Both initiatives embed her own work within the context of a tradition that reaches into the past but is also looking always to the future, and the new directions tradition might take. The idea of a relay is beautifully expressed by this exhibition, where in one room we see the work of Hammond, and in the other, the work of three of her apprentices, now flourishing independent makers.
Hammond’s London studio is sufficiently constrained to allow only one apprentice at a time, and Hammond says that the idea of allowing someone into her space was, at first, quite difficult. But in each instance – Darren Ellis, Florian Gadsby and, more recently, Francis Lloyd-Jones – the pleasure of seeing these individuals flourish so differently has, she suggests, been highly rewarding. All three are dedicated to the production of functional ware, but their work varies greatly from the sumptuous utilitarianism of Ellis’s stoneware, through the immaculate formal precision and refined glazes of Gadsby, to Lloyd-Jones’s idiosyncratic and subtle variations on traditional forms and glazes.
So why, you may ask, is Hauser & Wirth, one of the world’s most powerful commercial contemporary art galleries, supporting a craft gallery? Part of the reason is that Manuela Wirth originally trained as a teacher, and spent several years teaching children arts and crafts. As gallery director Jacqueline Moore explains, “The gallery is driven by Manuela Wirth’s personal passion for craft and making.” Beyond that, Moore continues, “Make is regarded as a natural extension of Hauser & Wirth Somerset and the wider gallery ethos, embracing art, craft, gardens, food and architecture.”
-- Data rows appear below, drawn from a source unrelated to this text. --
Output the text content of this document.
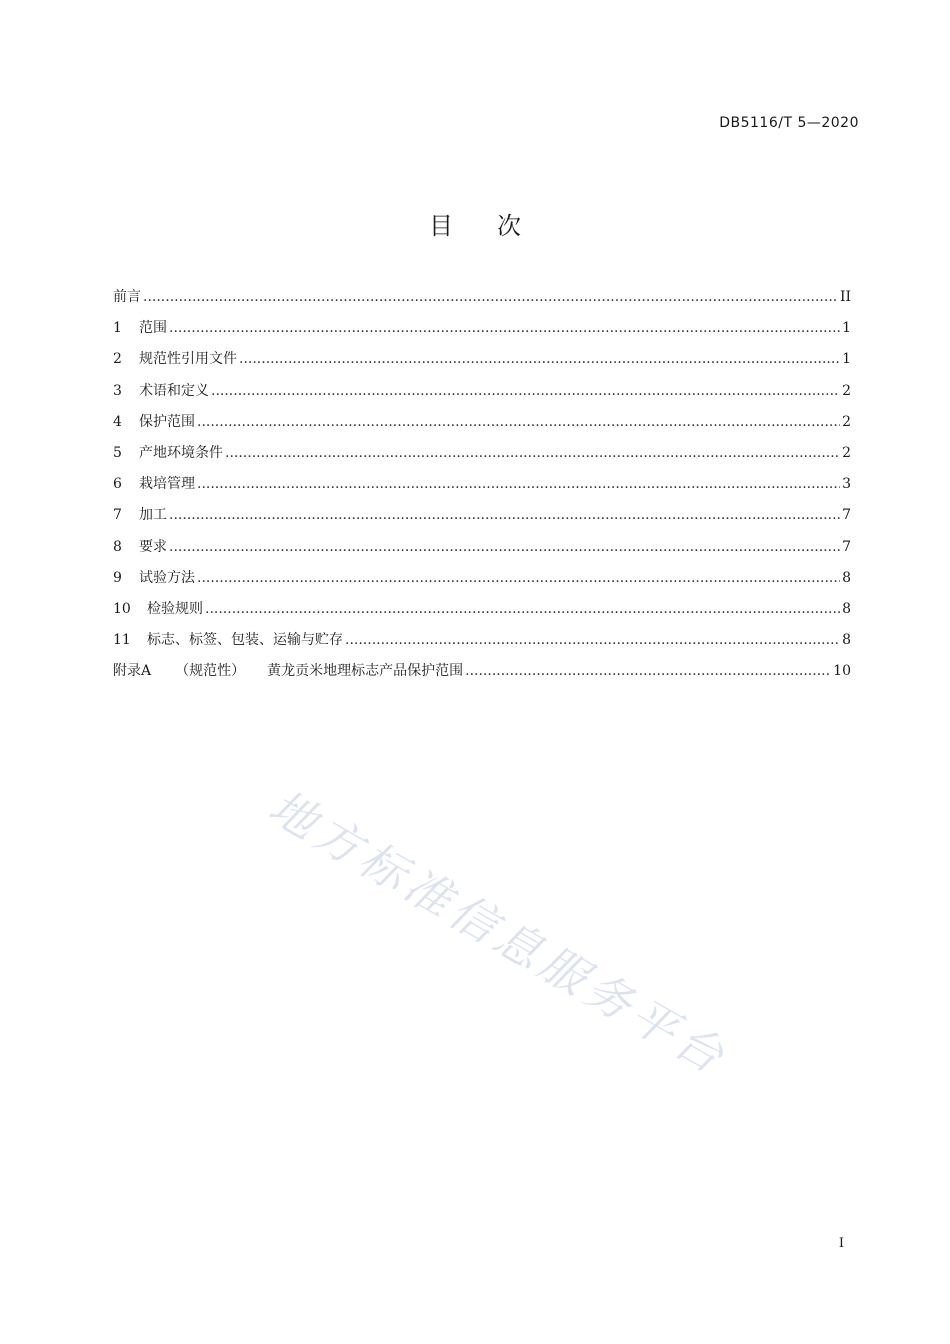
DB5116/T 5—2020
目次
前言 .....	II
1	范围 .....	1
2	规范性引用文件 .....	1
3	术语和定义 .....	2
4	保护范围 .....	2
5	产地环境条件 .....	2
6	栽培管理 .....	3
7	加工 .....	7
8	要求 .....	7
9	试验方法 .....	8
10	检验规则 .....	8
11	标志、标签、包装、运输与贮存 .....	8
附录A （规范性） 黄龙贡米地理标志产品保护范围 .....	10
地方标准信息服务平台
I
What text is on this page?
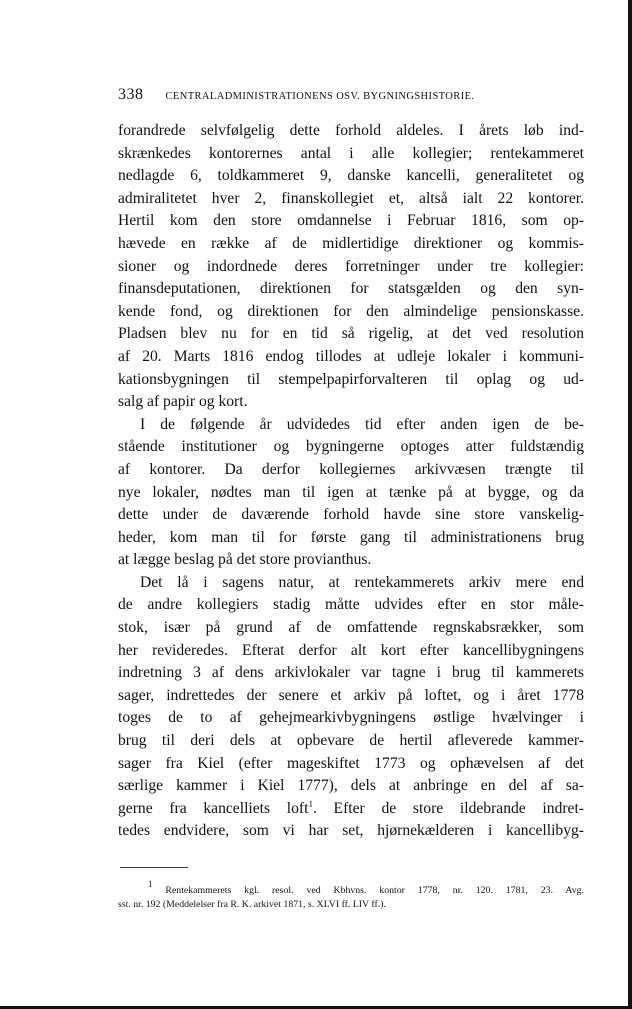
338 CENTRALADMINISTRATIONENS OSV. BYGNINGSHISTORIE.
forandrede selvfølgelig dette forhold aldeles. I årets løb ind-
skrænkedes kontorernes antal i alle kollegier; rentekammeret
nedlagde 6, toldkammeret 9, danske kancelli, generalitetet og
admiralitetet hver 2, finanskollegiet et, altså ialt 22 kontorer.
Hertil kom den store omdannelse i Februar 1816, som op-
hævede en række af de midlertidige direktioner og kommis-
sioner og indordnede deres forretninger under tre kollegier:
finansdeputationen, direktionen for statsgælden og den syn-
kende fond, og direktionen for den almindelige pensionskasse.
Pladsen blev nu for en tid så rigelig, at det ved resolution
af 20. Marts 1816 endog tillodes at udleje lokaler i kommuni-
kationsbygningen til stempelpapirforvalteren til oplag og ud-
salg af papir og kort.
I de følgende år udvidedes tid efter anden igen de be-
stående institutioner og bygningerne optoges atter fuldstændig
af kontorer. Da derfor kollegiernes arkivvæsen trængte til
nye lokaler, nødtes man til igen at tænke på at bygge, og da
dette under de daværende forhold havde sine store vanskelig-
heder, kom man til for første gang til administrationens brug
at lægge beslag på det store provianthus.
Det lå i sagens natur, at rentekammerets arkiv mere end
de andre kollegiers stadig måtte udvides efter en stor måle-
stok, især på grund af de omfattende regnskabsrækker, som
her revideredes. Efterat derfor alt kort efter kancellibygningens
indretning 3 af dens arkivlokaler var tagne i brug til kammerets
sager, indrettedes der senere et arkiv på loftet, og i året 1778
toges de to af gehejmearkivbygningens østlige hvælvinger i
brug til deri dels at opbevare de hertil afleverede kammer-
sager fra Kiel (efter mageskiftet 1773 og ophævelsen af det
særlige kammer i Kiel 1777), dels at anbringe en del af sa-
gerne fra kancelliets loft$^1$. Efter de store ildebrande indret-
tedes endvidere, som vi har set, hjørnekælderen i kancellibyg-
$^1$ Rentekammerets kgl. resol. ved Kbhvns. kontor 1778, nr. 120. 1781, 23. Avg.
sst. nr. 192 (Meddelelser fra R. K. arkivet 1871, s. XLVI ff. LIV ff.).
Visitors to the main gallery in Bruton, currently showing the radical work of American artist Ida Applebroog, are invited to dine on locally produced food and wander the Piet Outdolf designed gardens as much as to contemplate art. Make’s programme offers a complementary approach to a sense of place, showing work by artists, many of them local, focussed on process and materials, who speak, Moore adds, about “material truth, provenance, sustainability, the value of the handmade and one’s emotional engagement with the work.” The continuity of vision between the institutions is underlined by Make’s next show, in April: ‘Five Seasons’, inspired by landscape designer Piet Outdolf’s philosophy.